Statistical Methods for Integrative Clustering of Multi-omics Data
PubMed: 36929074 DOI: 10.1007/978-1-0716-2986-4_5 Overview generated by: Gemini 2.5 Flash, 27/11/2025
Background and Objective
The heterogeneity of cancers, driven by complex alterations across multiple molecular levels (genomics, epigenomics, transcriptomics), necessitates advanced statistical methods. Identifying robust molecular subtypes of cancer is a crucial step for personalized medicine. Traditional clustering methods applied to single omics layers often yield unstable results.
This paper provides an overview and practical guide to integrative clustering—an unsupervised learning approach that uses multi-omics data to simultaneously identify shared disease subtypes and their associated molecular signatures. The chapter primarily focuses on model-based statistical approaches.

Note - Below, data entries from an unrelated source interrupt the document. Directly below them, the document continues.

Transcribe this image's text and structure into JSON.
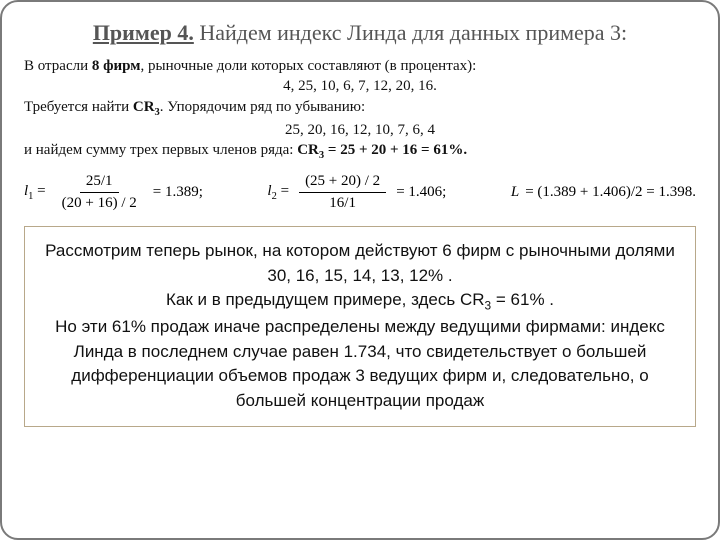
{
  "title": {
    "label": "Пример 4.",
    "rest": " Найдем индекс Линда для данных примера 3:"
  },
  "p1": {
    "line1a": "В отрасли ",
    "line1b": "8 фирм",
    "line1c": ", рыночные доли которых составляют (в процентах):",
    "shares": "4, 25, 10, 6, 7, 12, 20, 16.",
    "line2a": "Требуется найти ",
    "line2b": "CR",
    "line2sub": "3",
    "line2c": ". Упорядочим ряд по убыванию:",
    "sorted": "25, 20, 16, 12, 10, 7, 6, 4",
    "line3a": "и найдем сумму трех первых членов ряда: ",
    "line3b": "CR",
    "line3sub": "3",
    "line3c": " = 25 + 20 + 16 = 61%."
  },
  "formulas": {
    "l1": {
      "label": "l",
      "sub": "1",
      "eq": " = ",
      "num": "25/1",
      "den": "(20 + 16) / 2",
      "val": " = 1.389;"
    },
    "l2": {
      "label": "l",
      "sub": "2",
      "eq": " = ",
      "num": "(25 + 20) / 2",
      "den": "16/1",
      "val": " = 1.406;"
    },
    "L": {
      "label": "L",
      "eqexpr": " = (1.389 + 1.406)/2 = 1.398."
    }
  },
  "box": {
    "t1a": "Рассмотрим теперь рынок, на котором действуют 6 фирм с рыночными долями 30, 16, 15, 14, 13, 12% .",
    "t2a": "Как и в предыдущем примере, здесь CR",
    "t2sub": "3",
    "t2b": " =  61% .",
    "t3": "Но эти 61% продаж иначе распределены между ведущими фирмами: индекс Линда в последнем случае равен 1.734, что свидетельствует о большей дифференциации объемов продаж 3 ведущих фирм и, следовательно, о большей концентрации продаж"
  }
}
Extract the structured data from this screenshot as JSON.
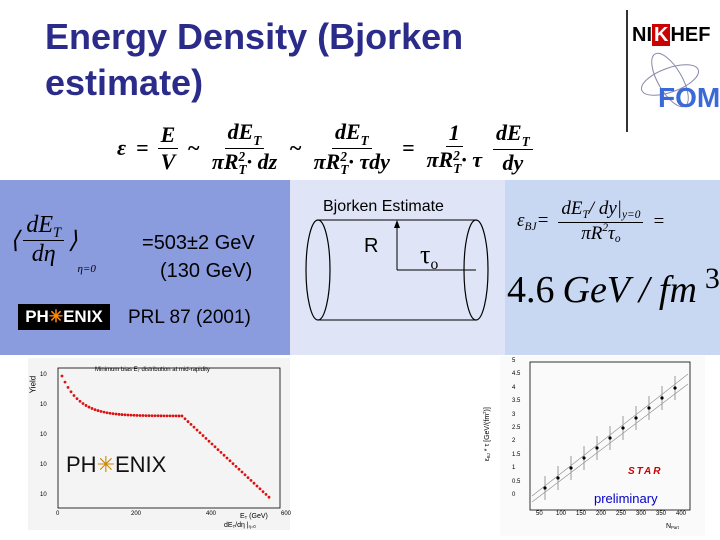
{
  "header": {
    "title": [
      "Energy Density (Bjorken",
      "estimate)"
    ],
    "logo_top": [
      "NI",
      "K",
      "HEF"
    ],
    "logo_bottom": "FOM"
  },
  "formula": [
    {
      "text": [
        {
          "t": "ε"
        }
      ]
    },
    {
      "text": [
        {
          "t": "="
        }
      ]
    },
    {
      "num": [
        {
          "t": "E"
        }
      ],
      "den": [
        {
          "t": "V"
        }
      ]
    },
    {
      "text": [
        {
          "t": "~"
        }
      ]
    },
    {
      "num": [
        {
          "t": "dE",
          "sub": "T"
        }
      ],
      "den": [
        {
          "t": "πR",
          "sub": "T",
          "sup": "2"
        },
        {
          "t": "· dz"
        }
      ]
    },
    {
      "text": [
        {
          "t": "~"
        }
      ]
    },
    {
      "num": [
        {
          "t": "dE",
          "sub": "T"
        }
      ],
      "den": [
        {
          "t": "πR",
          "sub": "T",
          "sup": "2"
        },
        {
          "t": "· τdy"
        }
      ]
    },
    {
      "text": [
        {
          "t": "="
        }
      ]
    },
    {
      "num": [
        {
          "t": "1"
        }
      ],
      "den": [
        {
          "t": "πR",
          "sub": "T",
          "sup": "2"
        },
        {
          "t": "· τ"
        }
      ]
    },
    {
      "num": [
        {
          "t": "dE",
          "sub": "T"
        }
      ],
      "den": [
        {
          "t": "dy"
        }
      ]
    }
  ],
  "phenix_panel": {
    "bracket_num": [
      {
        "t": "dE",
        "sub": "T"
      }
    ],
    "bracket_den": [
      {
        "t": "dη"
      }
    ],
    "bracket_sub": "η=0",
    "equals": "=",
    "value": "503±2 GeV",
    "value_alt": "(130 GeV)",
    "logo": [
      "PH",
      "ENIX"
    ],
    "reference": "PRL 87 (2001)"
  },
  "bjorken_panel": {
    "title": "Bjorken Estimate",
    "radius": "R",
    "tau": [
      {
        "t": "τ",
        "sub": "o"
      }
    ]
  },
  "result_panel": {
    "lhs": [
      {
        "t": "ε",
        "sub": "BJ"
      },
      {
        "t": "="
      }
    ],
    "num": [
      {
        "t": "dE",
        "sub": "T"
      },
      {
        "t": "/ dy|",
        "sub": "y=0"
      }
    ],
    "den": [
      {
        "t": "πR",
        "sup": "2"
      },
      {
        "t": "τ",
        "sub": "o"
      }
    ],
    "rhs": "=",
    "result": [
      {
        "t": "4.6"
      },
      {
        "t": "GeV / fm",
        "sup": "3"
      }
    ]
  },
  "spectrum_plot": {
    "title": [
      {
        "t": "Minimum bias E",
        "sub": "T"
      },
      {
        "t": " distribution at mid-rapidity"
      }
    ],
    "ylabel": "Yield",
    "yticks": [
      "10",
      "10",
      "10",
      "10",
      "10"
    ],
    "xticks": [
      "0",
      "200",
      "400",
      "600"
    ],
    "xlabel": [
      {
        "t": "E",
        "sub": "T"
      },
      {
        "t": " (GeV)"
      }
    ],
    "footer": [
      {
        "t": "dE",
        "sub": "T"
      },
      {
        "t": "/dη |",
        "sub": "η=0"
      }
    ],
    "logo": [
      "PH",
      "ENIX"
    ]
  },
  "star_plot": {
    "ylabel": [
      {
        "t": "ε",
        "sub": "BJ"
      },
      {
        "t": " * τ [GeV/(fm"
      },
      {
        "t": "",
        "sup": "2"
      },
      {
        "t": ")]"
      }
    ],
    "yticks": [
      "5",
      "4.5",
      "4",
      "3.5",
      "3",
      "2.5",
      "2",
      "1.5",
      "1",
      "0.5",
      "0"
    ],
    "xticks": [
      "50",
      "100",
      "150",
      "200",
      "250",
      "300",
      "350",
      "400"
    ],
    "xlabel": [
      {
        "t": "N",
        "sub": "Part"
      }
    ],
    "logo": "STAR",
    "note": "preliminary"
  }
}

Methods: Integrative Clustering Taxonomy
The chapter classifies and describes the prominent statistical methods used for integrative clustering of multi-omics data:
1. Model-Based Approaches
These methods assume that the variation across different omics datasets can be explained by a set of shared, hidden (latent) variables or factors.
- iCluster (Integrative Clustering): A latent variable model that uses a joint likelihood function to integrate multiple omics data types. It incorporates penalized regression to enforce sparsity and perform feature selection, identifying the key molecular features that define the clusters.

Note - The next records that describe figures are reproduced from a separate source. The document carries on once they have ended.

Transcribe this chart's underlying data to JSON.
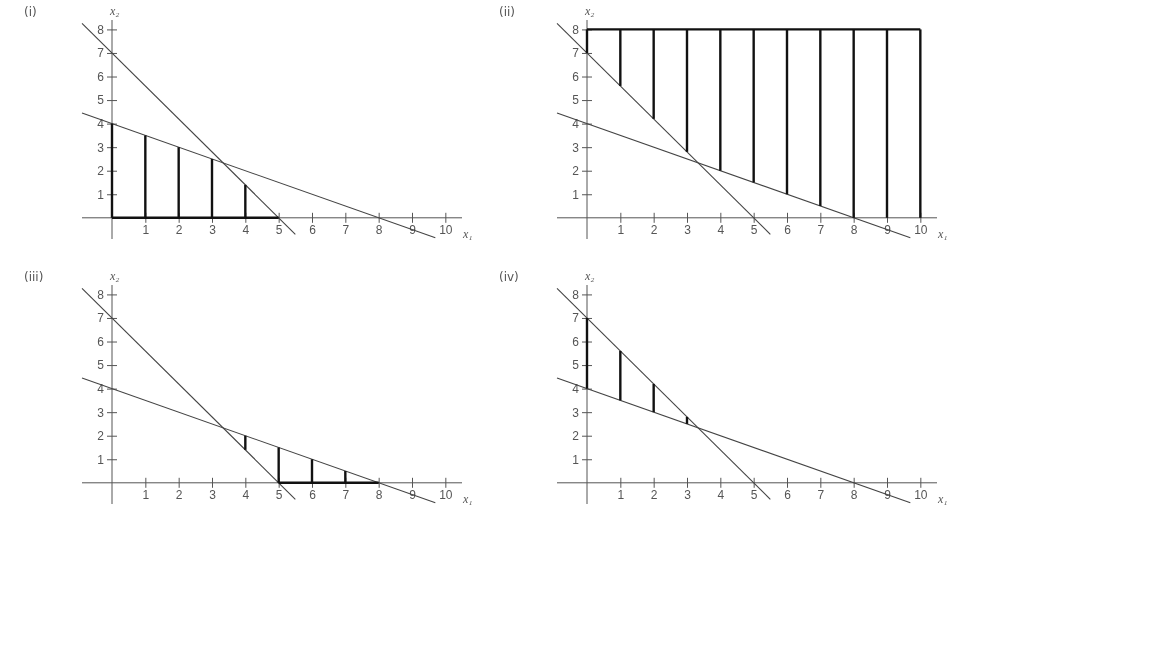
{
  "chart_data": [
    {
      "type": "line",
      "title": "(i)",
      "xlabel": "x₁",
      "ylabel": "x₂",
      "xlim": [
        -0.9,
        10.5
      ],
      "ylim": [
        -0.9,
        8.4
      ],
      "xticks": [
        1,
        2,
        3,
        4,
        5,
        6,
        7,
        8,
        9,
        10
      ],
      "yticks": [
        1,
        2,
        3,
        4,
        5,
        6,
        7,
        8
      ],
      "series": [
        {
          "color": "#444444",
          "x": [
            -0.9,
            5.5
          ],
          "values": [
            8.26,
            -0.7
          ]
        },
        {
          "color": "#444444",
          "x": [
            -0.9,
            9.7
          ],
          "values": [
            4.45,
            -0.85
          ]
        },
        {
          "color": "#111111",
          "x": [
            0,
            5
          ],
          "values": [
            0,
            0
          ]
        },
        {
          "color": "#111111",
          "x": [
            0,
            0
          ],
          "values": [
            0,
            4
          ]
        },
        {
          "color": "#111111",
          "x": [
            1,
            1
          ],
          "values": [
            0,
            3.5
          ]
        },
        {
          "color": "#111111",
          "x": [
            2,
            2
          ],
          "values": [
            0,
            3
          ]
        },
        {
          "color": "#111111",
          "x": [
            3,
            3
          ],
          "values": [
            0,
            2.5
          ]
        },
        {
          "color": "#111111",
          "x": [
            4,
            4
          ],
          "values": [
            0,
            1.4
          ]
        }
      ]
    },
    {
      "type": "line",
      "title": "(ii)",
      "xlabel": "x₁",
      "ylabel": "x₂",
      "xlim": [
        -0.9,
        10.5
      ],
      "ylim": [
        -0.9,
        8.4
      ],
      "xticks": [
        1,
        2,
        3,
        4,
        5,
        6,
        7,
        8,
        9,
        10
      ],
      "yticks": [
        1,
        2,
        3,
        4,
        5,
        6,
        7,
        8
      ],
      "series": [
        {
          "color": "#444444",
          "x": [
            -0.9,
            5.5
          ],
          "values": [
            8.26,
            -0.7
          ]
        },
        {
          "color": "#444444",
          "x": [
            -0.9,
            9.7
          ],
          "values": [
            4.45,
            -0.85
          ]
        },
        {
          "color": "#111111",
          "x": [
            0,
            10
          ],
          "values": [
            8,
            8
          ]
        },
        {
          "color": "#111111",
          "x": [
            0,
            0
          ],
          "values": [
            7,
            8
          ]
        },
        {
          "color": "#111111",
          "x": [
            1,
            1
          ],
          "values": [
            5.6,
            8
          ]
        },
        {
          "color": "#111111",
          "x": [
            2,
            2
          ],
          "values": [
            4.2,
            8
          ]
        },
        {
          "color": "#111111",
          "x": [
            3,
            3
          ],
          "values": [
            2.8,
            8
          ]
        },
        {
          "color": "#111111",
          "x": [
            4,
            4
          ],
          "values": [
            2,
            8
          ]
        },
        {
          "color": "#111111",
          "x": [
            5,
            5
          ],
          "values": [
            1.5,
            8
          ]
        },
        {
          "color": "#111111",
          "x": [
            6,
            6
          ],
          "values": [
            1,
            8
          ]
        },
        {
          "color": "#111111",
          "x": [
            7,
            7
          ],
          "values": [
            0.5,
            8
          ]
        },
        {
          "color": "#111111",
          "x": [
            8,
            8
          ],
          "values": [
            0,
            8
          ]
        },
        {
          "color": "#111111",
          "x": [
            9,
            9
          ],
          "values": [
            0,
            8
          ]
        },
        {
          "color": "#111111",
          "x": [
            10,
            10
          ],
          "values": [
            0,
            8
          ]
        }
      ]
    },
    {
      "type": "line",
      "title": "(iii)",
      "xlabel": "x₁",
      "ylabel": "x₂",
      "xlim": [
        -0.9,
        10.5
      ],
      "ylim": [
        -0.9,
        8.4
      ],
      "xticks": [
        1,
        2,
        3,
        4,
        5,
        6,
        7,
        8,
        9,
        10
      ],
      "yticks": [
        1,
        2,
        3,
        4,
        5,
        6,
        7,
        8
      ],
      "series": [
        {
          "color": "#444444",
          "x": [
            -0.9,
            5.5
          ],
          "values": [
            8.26,
            -0.7
          ]
        },
        {
          "color": "#444444",
          "x": [
            -0.9,
            9.7
          ],
          "values": [
            4.45,
            -0.85
          ]
        },
        {
          "color": "#111111",
          "x": [
            5,
            8
          ],
          "values": [
            0,
            0
          ]
        },
        {
          "color": "#111111",
          "x": [
            4,
            4
          ],
          "values": [
            1.4,
            2
          ]
        },
        {
          "color": "#111111",
          "x": [
            5,
            5
          ],
          "values": [
            0,
            1.5
          ]
        },
        {
          "color": "#111111",
          "x": [
            6,
            6
          ],
          "values": [
            0,
            1
          ]
        },
        {
          "color": "#111111",
          "x": [
            7,
            7
          ],
          "values": [
            0,
            0.5
          ]
        }
      ]
    },
    {
      "type": "line",
      "title": "(iv)",
      "xlabel": "x₁",
      "ylabel": "x₂",
      "xlim": [
        -0.9,
        10.5
      ],
      "ylim": [
        -0.9,
        8.4
      ],
      "xticks": [
        1,
        2,
        3,
        4,
        5,
        6,
        7,
        8,
        9,
        10
      ],
      "yticks": [
        1,
        2,
        3,
        4,
        5,
        6,
        7,
        8
      ],
      "series": [
        {
          "color": "#444444",
          "x": [
            -0.9,
            5.5
          ],
          "values": [
            8.26,
            -0.7
          ]
        },
        {
          "color": "#444444",
          "x": [
            -0.9,
            9.7
          ],
          "values": [
            4.45,
            -0.85
          ]
        },
        {
          "color": "#111111",
          "x": [
            0,
            0
          ],
          "values": [
            4,
            7
          ]
        },
        {
          "color": "#111111",
          "x": [
            1,
            1
          ],
          "values": [
            3.5,
            5.6
          ]
        },
        {
          "color": "#111111",
          "x": [
            2,
            2
          ],
          "values": [
            3,
            4.2
          ]
        },
        {
          "color": "#111111",
          "x": [
            3,
            3
          ],
          "values": [
            2.5,
            2.8
          ]
        }
      ]
    }
  ]
}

- iClusterPlus (Bayesian Extensions): Enhancements that use Bayesian methods and Dirichlet process priors to improve robustness, handle diverse data distributions (e.g., count, binary), and automatically estimate the optimal number of clusters (\(K\)).
2. Nonparametric Approaches
These methods do not rely on specific distributional assumptions.

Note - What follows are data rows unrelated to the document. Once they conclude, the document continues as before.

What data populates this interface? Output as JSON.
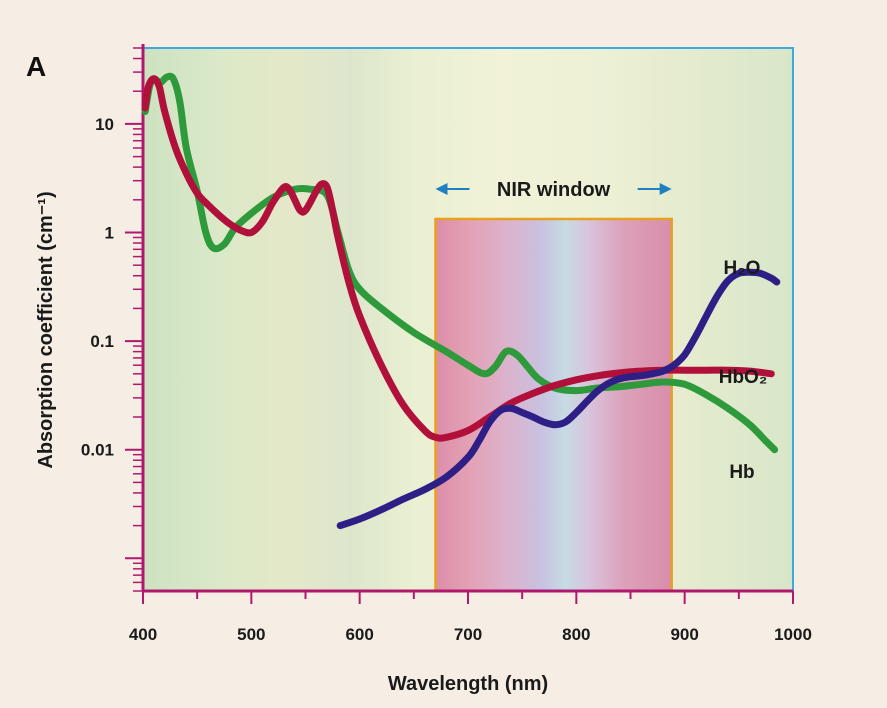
{
  "panel_label": "A",
  "chart_data": {
    "type": "line",
    "xlabel": "Wavelength (nm)",
    "ylabel": "Absorption coefficient (cm⁻¹)",
    "xlim": [
      400,
      1000
    ],
    "ylim": [
      0.0005,
      50
    ],
    "y_scale": "log",
    "x_ticks": [
      400,
      500,
      600,
      700,
      800,
      900,
      1000
    ],
    "y_ticks": [
      {
        "value": 10,
        "label": "10"
      },
      {
        "value": 1,
        "label": "1"
      },
      {
        "value": 0.1,
        "label": "0.1"
      },
      {
        "value": 0.01,
        "label": "0.01"
      }
    ],
    "grid": false,
    "band": {
      "label": "NIR window",
      "x_start": 670,
      "x_end": 888
    },
    "series": [
      {
        "name": "H₂O",
        "color": "#2e1f86",
        "points": [
          [
            582,
            0.002
          ],
          [
            600,
            0.0023
          ],
          [
            620,
            0.0028
          ],
          [
            640,
            0.0035
          ],
          [
            660,
            0.0043
          ],
          [
            680,
            0.0056
          ],
          [
            700,
            0.0085
          ],
          [
            710,
            0.012
          ],
          [
            720,
            0.018
          ],
          [
            730,
            0.023
          ],
          [
            740,
            0.024
          ],
          [
            750,
            0.022
          ],
          [
            760,
            0.02
          ],
          [
            770,
            0.018
          ],
          [
            780,
            0.017
          ],
          [
            790,
            0.018
          ],
          [
            800,
            0.022
          ],
          [
            810,
            0.028
          ],
          [
            820,
            0.035
          ],
          [
            830,
            0.041
          ],
          [
            840,
            0.045
          ],
          [
            850,
            0.047
          ],
          [
            860,
            0.048
          ],
          [
            870,
            0.05
          ],
          [
            880,
            0.053
          ],
          [
            890,
            0.06
          ],
          [
            900,
            0.075
          ],
          [
            910,
            0.11
          ],
          [
            920,
            0.17
          ],
          [
            930,
            0.26
          ],
          [
            940,
            0.36
          ],
          [
            950,
            0.42
          ],
          [
            960,
            0.43
          ],
          [
            970,
            0.42
          ],
          [
            980,
            0.38
          ],
          [
            985,
            0.35
          ]
        ]
      },
      {
        "name": "HbO₂",
        "color": "#b0103a",
        "points": [
          [
            402,
            14
          ],
          [
            405,
            22
          ],
          [
            410,
            26
          ],
          [
            415,
            22
          ],
          [
            420,
            13
          ],
          [
            430,
            6
          ],
          [
            440,
            3.5
          ],
          [
            450,
            2.3
          ],
          [
            460,
            1.8
          ],
          [
            470,
            1.45
          ],
          [
            480,
            1.2
          ],
          [
            490,
            1.05
          ],
          [
            500,
            1.0
          ],
          [
            510,
            1.25
          ],
          [
            520,
            1.9
          ],
          [
            530,
            2.6
          ],
          [
            535,
            2.5
          ],
          [
            540,
            2.0
          ],
          [
            545,
            1.6
          ],
          [
            550,
            1.6
          ],
          [
            560,
            2.4
          ],
          [
            565,
            2.8
          ],
          [
            570,
            2.6
          ],
          [
            575,
            1.6
          ],
          [
            580,
            0.9
          ],
          [
            590,
            0.35
          ],
          [
            600,
            0.17
          ],
          [
            620,
            0.06
          ],
          [
            640,
            0.026
          ],
          [
            660,
            0.015
          ],
          [
            670,
            0.013
          ],
          [
            680,
            0.013
          ],
          [
            700,
            0.015
          ],
          [
            720,
            0.02
          ],
          [
            740,
            0.027
          ],
          [
            760,
            0.033
          ],
          [
            780,
            0.039
          ],
          [
            800,
            0.044
          ],
          [
            820,
            0.048
          ],
          [
            840,
            0.051
          ],
          [
            860,
            0.053
          ],
          [
            880,
            0.054
          ],
          [
            900,
            0.054
          ],
          [
            920,
            0.054
          ],
          [
            940,
            0.054
          ],
          [
            960,
            0.053
          ],
          [
            980,
            0.05
          ]
        ]
      },
      {
        "name": "Hb",
        "color": "#2e9a3c",
        "points": [
          [
            402,
            13
          ],
          [
            406,
            22
          ],
          [
            410,
            26
          ],
          [
            416,
            24
          ],
          [
            422,
            27
          ],
          [
            428,
            26
          ],
          [
            434,
            16
          ],
          [
            440,
            6
          ],
          [
            450,
            2.4
          ],
          [
            458,
            1.0
          ],
          [
            465,
            0.72
          ],
          [
            475,
            0.78
          ],
          [
            485,
            1.1
          ],
          [
            500,
            1.5
          ],
          [
            520,
            2.1
          ],
          [
            540,
            2.5
          ],
          [
            555,
            2.5
          ],
          [
            570,
            2.2
          ],
          [
            580,
            1.0
          ],
          [
            590,
            0.45
          ],
          [
            600,
            0.3
          ],
          [
            620,
            0.2
          ],
          [
            650,
            0.12
          ],
          [
            680,
            0.08
          ],
          [
            700,
            0.06
          ],
          [
            715,
            0.05
          ],
          [
            725,
            0.058
          ],
          [
            735,
            0.08
          ],
          [
            745,
            0.075
          ],
          [
            755,
            0.058
          ],
          [
            765,
            0.045
          ],
          [
            780,
            0.037
          ],
          [
            800,
            0.035
          ],
          [
            820,
            0.037
          ],
          [
            840,
            0.038
          ],
          [
            860,
            0.04
          ],
          [
            880,
            0.042
          ],
          [
            900,
            0.04
          ],
          [
            920,
            0.032
          ],
          [
            940,
            0.024
          ],
          [
            960,
            0.017
          ],
          [
            975,
            0.012
          ],
          [
            983,
            0.01
          ]
        ]
      }
    ]
  }
}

- Similarity Network Fusion (SNF): This method constructs a similarity network for each individual omics dataset, then iteratively fuses them into a single, comprehensive patient similarity network, which is then clustered to define the final disease subtypes.
Conclusions and Significance
Integrative clustering is essential for analyzing heterogeneous multi-omics data. By combining information across multiple molecular layers, these methods produce stable and biologically meaningful disease subtypes and their corresponding molecular signatures. The guide provides the necessary foundation and practical steps for researchers to apply these techniques in cancer biology and precision medicine, including data preprocessing, model selection, and biological interpretation (e.g., using Kaplan-Meier curves to assess survival differences between subtypes).